News / Asia

    Kyrgyzstan Forms New Coalition Government

    Almazbek Atambayev, leader of the Social Democratic Party of Kyrgyzstan, and the proposed new prime minister (FILE).
    Almazbek Atambayev, leader of the Social Democratic Party of Kyrgyzstan, and the proposed new prime minister (FILE).

    Three political parties in Kyrgyzstan have formed a ruling coalition, ending weeks of political uncertainty following October's parliamentary elections.

    Social Democrat Party leader Almazbek Atambayev said Tuesday his party has joined forces with the Ata-Meken and Respublika parties. Atambayev says he will become Kyrgyzstan's new prime minister.

    Also Tuesday, an explosion in the Kyrgyz capital wounded two people outside the site of a court hearing for the country's deposed leader and other former officials. Authorities say the blast in Bishkek wounded two police officers outside the sports stadium where the hearing is being held.

    Security officials said the attack likely was meant to intimidate people in the Central Asian Nation, where political tensions are high. The violence comes days ahead of a planned visit by U.S. Secretary of State Hillary Clinton.

    The formation of a new government is a turning point for the country that has been aggravated by political violence and a troubled south.

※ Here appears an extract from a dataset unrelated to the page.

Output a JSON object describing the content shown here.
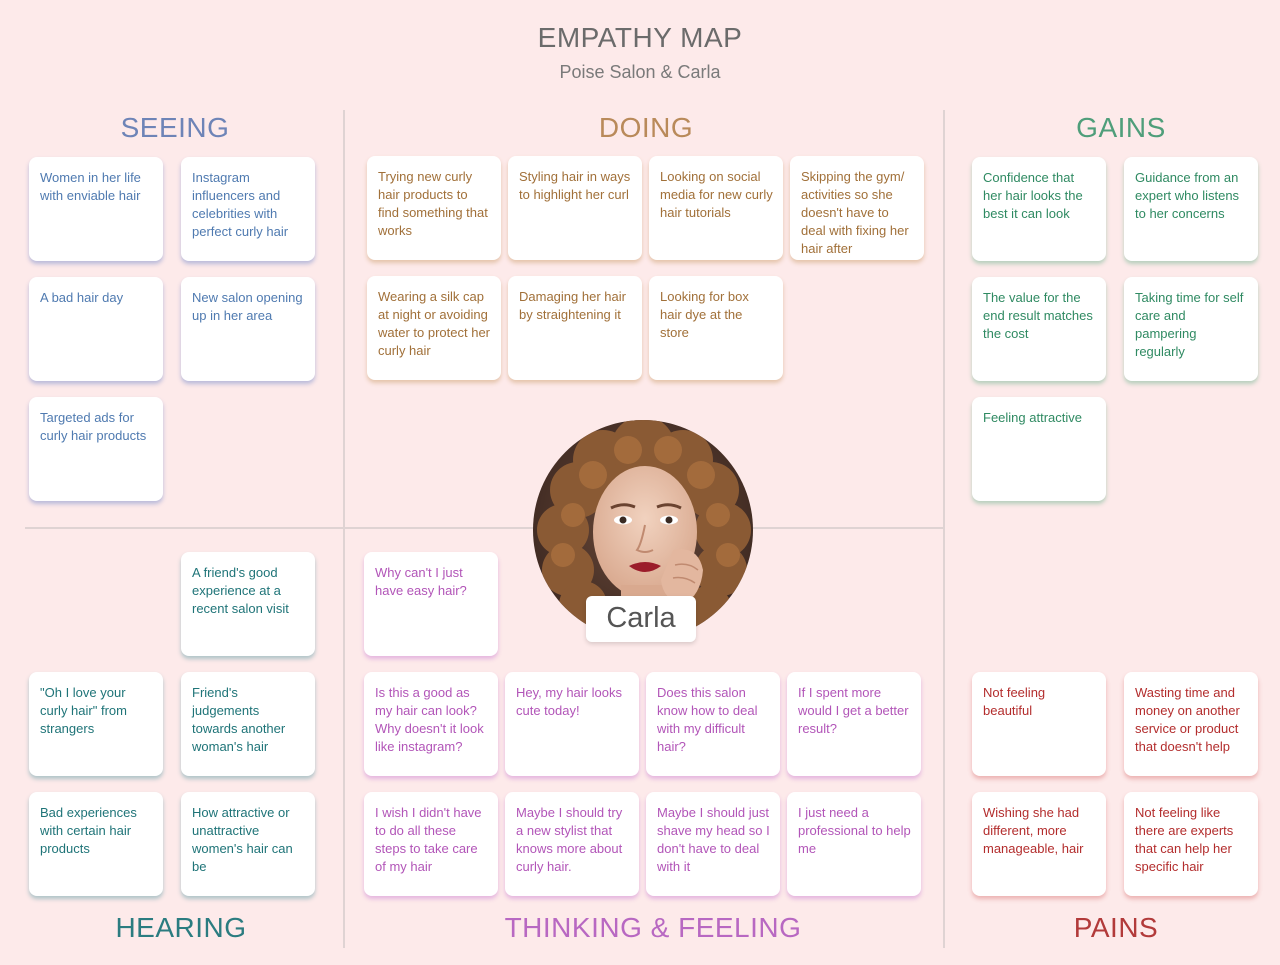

    The new parliament will take on powers that were stripped from the presidency in a June referendum.
    Five parties won parliamentary seats in the country's first democratic election. The Ata Zhurt party won the most seats in the 120-member national assembly, but failed to win a majority.

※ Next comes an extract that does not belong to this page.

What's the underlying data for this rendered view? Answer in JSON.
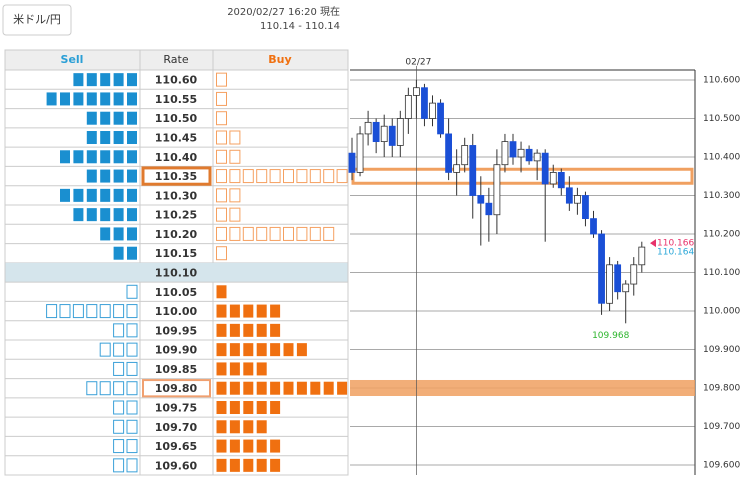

    Ata Zhurt did not join the coalition because several of its members were closely linked to former President Kurmanbek Bakiyev, who was overthrown in April in violent street protests. He lives in exile in Belarus.

    A Kyrgyz court is hearing a case against Bakiyev and other former officials. They are accused of using violence against protesters in the deadly April uprisings that brought down the government.

    Kyrgyzstan also is still reeling from several days of riots in June between ethnic Kyrgyz and minority Uzbeks that killed hundreds of people and displaced 400,000 others in the country's south.